Tenía más o menos listo un texto sobre cómo el hecho de convertirme en madre ha desbancado en mí la idea de pureza, y cómo creo que estar siempre navegando en la ambivalencia nos acerca más al Tao, el principio de unidad entre todas las cosas, y que por tanto las contradicciones que vemos desde fuera en las madres son quizás signo de una lucidez extrema, pero el jueves fui a la ópera y me apetece escribir sobre otras cosas.
Marina Abramovic está en mi ciudad interpretando las 7 muertes de María Callas en el Liceu. Callas fue una mujer llena de dolor y fuerza con una vida tormentosa que no puede ser más fascinante.

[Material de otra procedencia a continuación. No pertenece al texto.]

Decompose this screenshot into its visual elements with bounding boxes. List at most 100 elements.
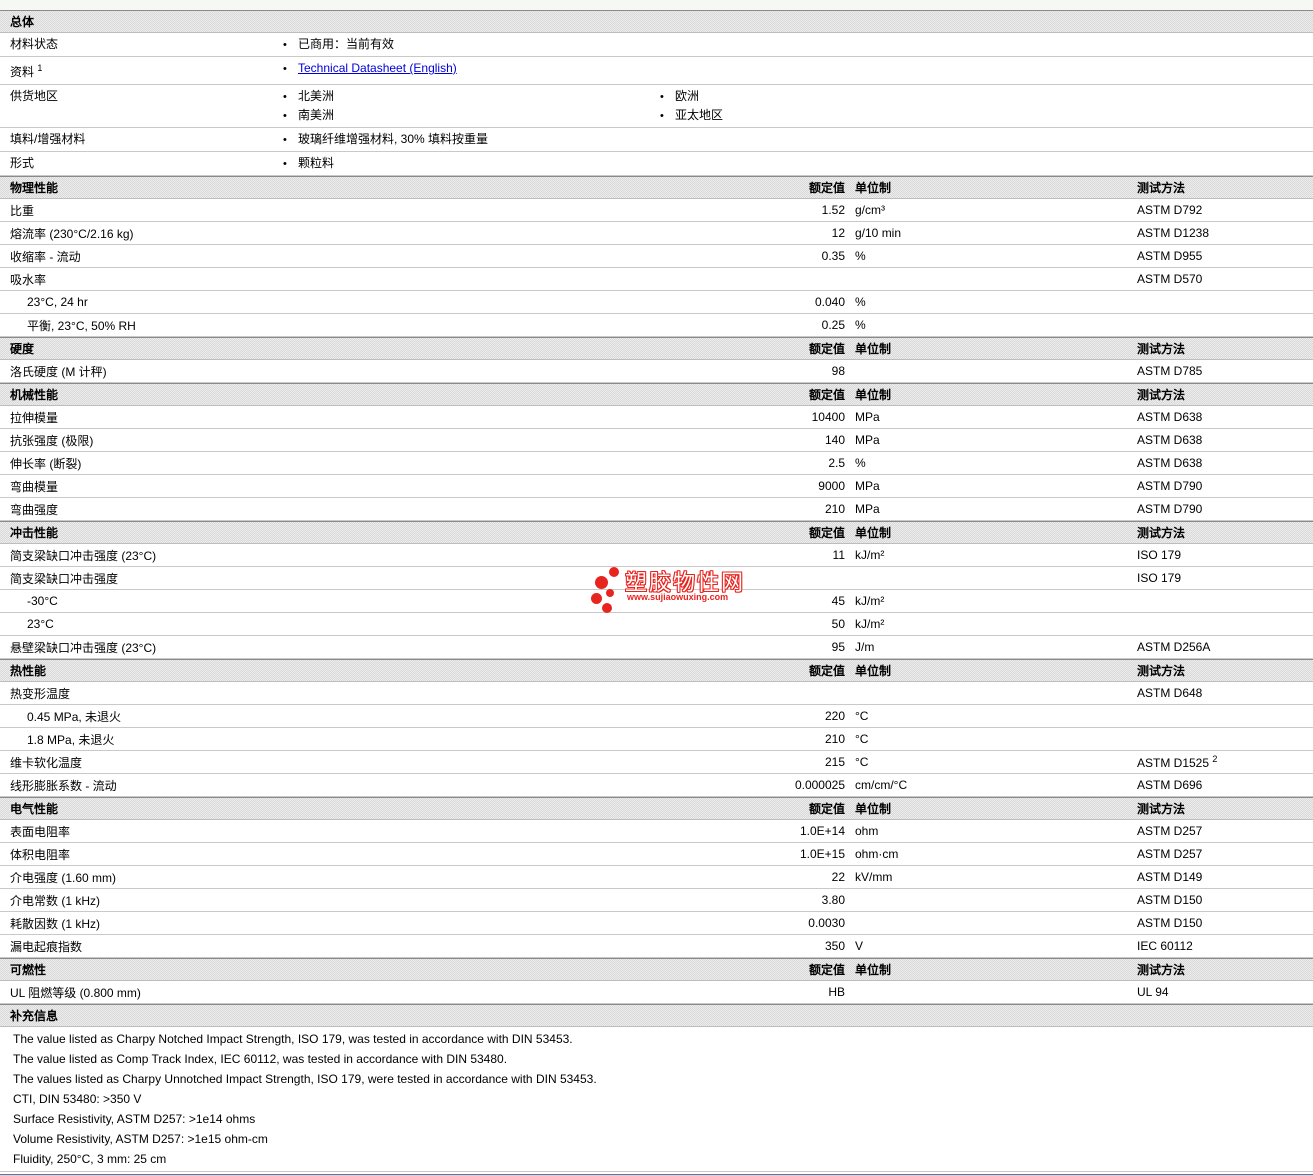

Onassis, el gran amor de su vida, la dejó para irse con Jacqueline Kennedy y nunca se lo perdonó. La tragedia griega que fue su vida no terminó con su muerte: robaron su urna en Père-Lachaise en París, el cementerio más bonito del mundo. Cuando la encontraron, sus cenizas fueron dispersadas en el mar Egeo. Durante la hora y media que duró la obra de Abramovic, la muerte me pareció una cosa bella y misteriosa.
Más tarde subimos unos cuantos a una sala del Círculo del Liceo a comentar la obra. Rossy de Palma nos contó que las soprano iban vestidas como las sirvientas de la época —al parecer no les había encantado la idea— porque Callas siempre decía que la única persona que la quiso fue su criada Bruna. Rossy le ofrecía tortilla de patatas a Marina, le decía que estaba deliciosa y lo estaba.